Siostry całe życie poświęciły na przygotowania do realizacji tych planów. Są gotowe na wszystko, a ich umiejętności stworzone są do jednego celu. Ich życie zostało napisane w momencie narodzin. Ale gwiazdy, pod którymi się urodziły też mają swoje cele. Matka cesarzowa także nie powiedziała swoim córkom wszystkiego.

„Korona z kości” to pierwszy tom trylogii „Castles in their bones”. Jest to historia, która łączy w sobie magię, przygodę i romans. Opowieść trzech księżniczek, które zostały wychowane, aby wykonać większe cele dla swojej matki jest ciekawą lekturą, która wciąga. Gorszym faktem jest to, że to dopiero pierwszy tom wydany po polsku, a dwa pozostałe dalej są w wersji zagranicznej.
Miejmy nadzieję, że wydawnictwo Zysk i s-ka postanowi szybko uzupełnić tę trylogię o dwa kolejne tomy.

Nasze trzy główne bohaterki – Sophronie, Daphe i Beatriz to niezwykle oryginalne i różne od siebie (jak na trojaczki) postaci. Każda z nich, choć cel ma jeden, podchodzi do jego wykonania w zupełnie inny sposób, co czyni tę pozycję książką, która ma trzy historie zamknięte w jednej. Każda z dziewczyn jest niezwykle silna i ma motywację do działania. Szczerze, to nie mam ulubionej. Wszystkie trzy księżniczki są ciekawymi postaciami.

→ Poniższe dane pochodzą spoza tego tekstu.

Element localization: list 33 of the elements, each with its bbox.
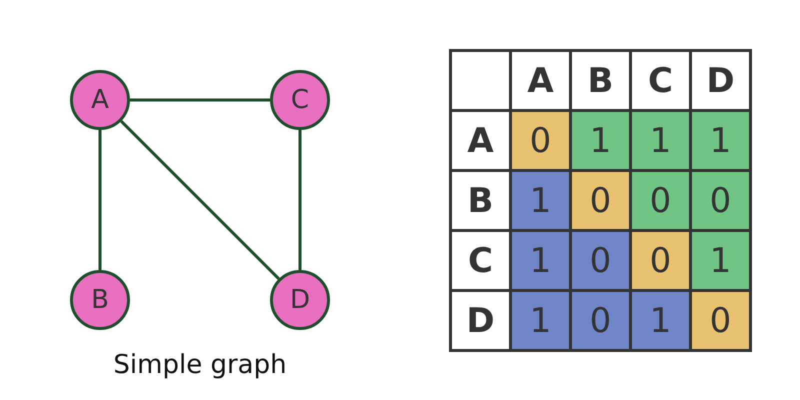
table-cell: 1 bbox=[570, 110, 630, 170]
table-cell: 1 bbox=[510, 230, 570, 290]
graph-node: D bbox=[270, 270, 330, 330]
connector-line bbox=[130, 98, 270, 102]
header-cell: B bbox=[570, 50, 630, 110]
table-cell: 1 bbox=[630, 110, 690, 170]
table-cell: 0 bbox=[630, 170, 690, 230]
header-cell: A bbox=[450, 110, 510, 170]
connector-line bbox=[298, 130, 302, 270]
table-cell: 0 bbox=[570, 170, 630, 230]
connector-line bbox=[120, 120, 280, 280]
table-cell: 0 bbox=[630, 230, 690, 290]
header-cell: A bbox=[510, 50, 570, 110]
table-cell: 0 bbox=[510, 110, 570, 170]
table-cell: 1 bbox=[690, 110, 750, 170]
header-cell: D bbox=[690, 50, 750, 110]
header-cell: B bbox=[450, 170, 510, 230]
graph-node: A bbox=[70, 70, 130, 130]
table-cell: 0 bbox=[570, 230, 630, 290]
table-cell: 1 bbox=[690, 230, 750, 290]
graph-node: C bbox=[270, 70, 330, 130]
table-cell: 0 bbox=[690, 170, 750, 230]
connector-line bbox=[98, 130, 102, 270]
table-cell: 1 bbox=[510, 170, 570, 230]
table-cell: 1 bbox=[630, 290, 690, 350]
header-cell: C bbox=[630, 50, 690, 110]
table-cell: 0 bbox=[570, 290, 630, 350]
caption: Simple graph bbox=[112, 350, 288, 380]
table-cell: 1 bbox=[510, 290, 570, 350]
header-cell: D bbox=[450, 290, 510, 350]
header-cell: C bbox=[450, 230, 510, 290]
graph-node: B bbox=[70, 270, 130, 330]
table-cell: 0 bbox=[690, 290, 750, 350]
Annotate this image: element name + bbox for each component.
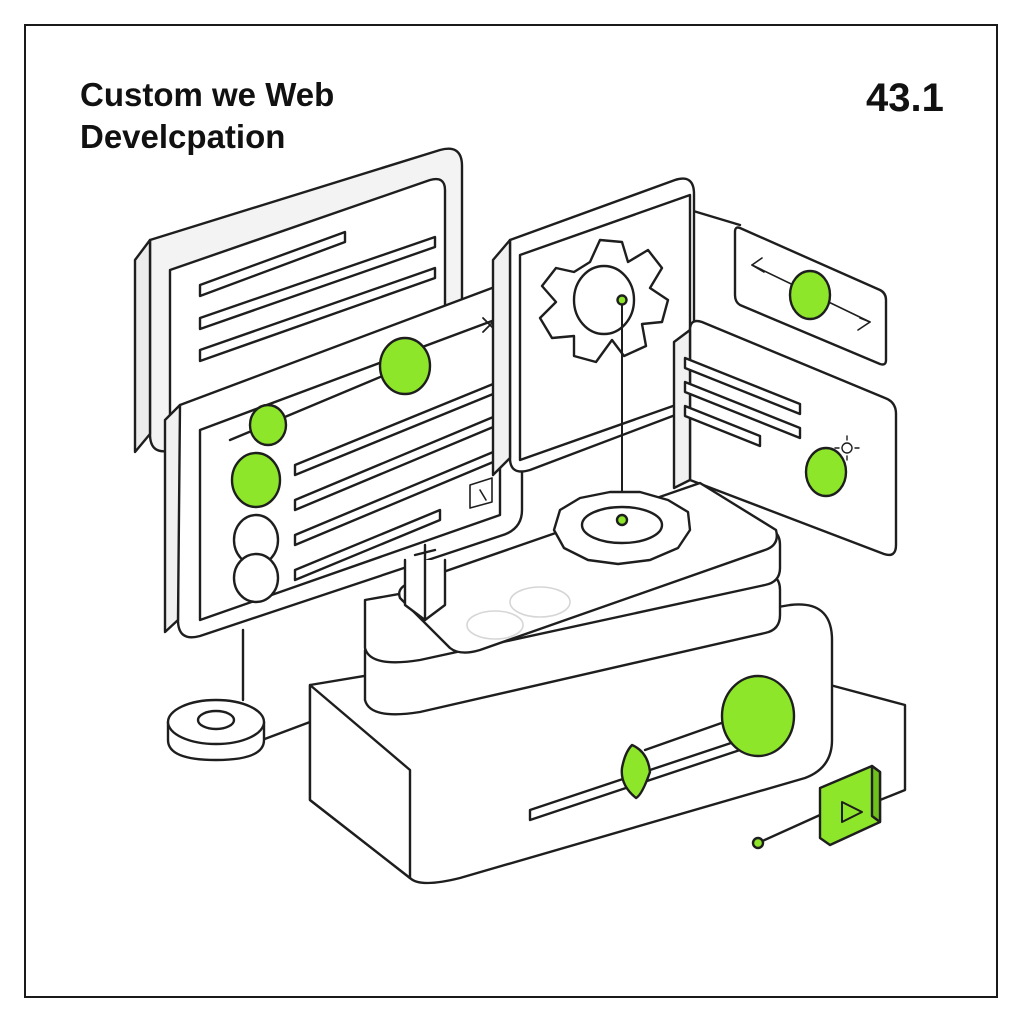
base-slider-knob-large[interactable] [720, 674, 796, 758]
sun-icon [834, 435, 860, 461]
base-slider-knob-small[interactable] [620, 743, 652, 800]
settings-card [672, 319, 898, 557]
option-circle-2[interactable] [232, 552, 280, 604]
play-icon [841, 801, 863, 823]
slider-knob-left[interactable] [248, 403, 288, 447]
play-button[interactable] [818, 764, 882, 847]
gear-icon [538, 238, 670, 364]
flat-gear [552, 490, 692, 566]
page-title: Custom we Web Develcpation [80, 74, 334, 158]
arrows-card [733, 226, 888, 366]
faint-gears [466, 586, 571, 640]
arrows-card-knob[interactable] [788, 269, 832, 321]
cursor-icon [469, 477, 493, 509]
settings-card-knob[interactable] [804, 446, 848, 498]
slider-knob-top[interactable] [378, 336, 432, 396]
version-number: 43.1 [866, 76, 944, 120]
option-circle-active[interactable] [230, 451, 282, 509]
endpoint-dot [751, 836, 765, 850]
disc-node [166, 698, 266, 762]
gear-panel [491, 177, 696, 521]
main-left-panel [163, 282, 524, 639]
base-slider [620, 674, 796, 800]
support-posts [403, 543, 447, 622]
title-line-2: Develcpation [80, 118, 286, 155]
title-line-1: Custom we Web [80, 76, 335, 113]
connector-lines [241, 208, 907, 845]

„Korona z kości” jest zupełnie inną książką, niż „Księżniczka z popiołu”. Jeżeli mieliście okazję czytać tę pierwszą trylogię to zapewne albo pokochaliście ją, albo znienawidziliście. Tutaj intryga ciągnie się przez cały czas, a napisana została ona w sposób wyjątkowo dobry. Matka dziewczyn jest przebiegłą cesarzową, która myśli o własnych interesach i za nic ma cały kontynent. Chce po prostu władzy, a dzieci mają ją jej zapewnić. Cóż... typowe hodowanie, a nie wychowywanie bym napisała.

Laura Sebastian po raz kolejny kupiła mnie swoją książką. Czekam na kolejne tomy bardzo cierpliwie, aż ukażą się na naszych półkach w księgarniach. Czy „Korona z kości” jest lepszą książką, niż poprzednia trylogia? Nie. Obie te historie są na tym samym poziomie, jedna jest po prostu ciut lepiej napisana fabularnie, ale każdą z nich czyta się bardzo przyjemnie. Władza, pieniądze, poświęcenie własnej rodziny dla większego celu i intryga – wszystko to, a nawet więcej znajdziecie w „Koronie z kości”. Bardzo polecam i czekam na kolejne części!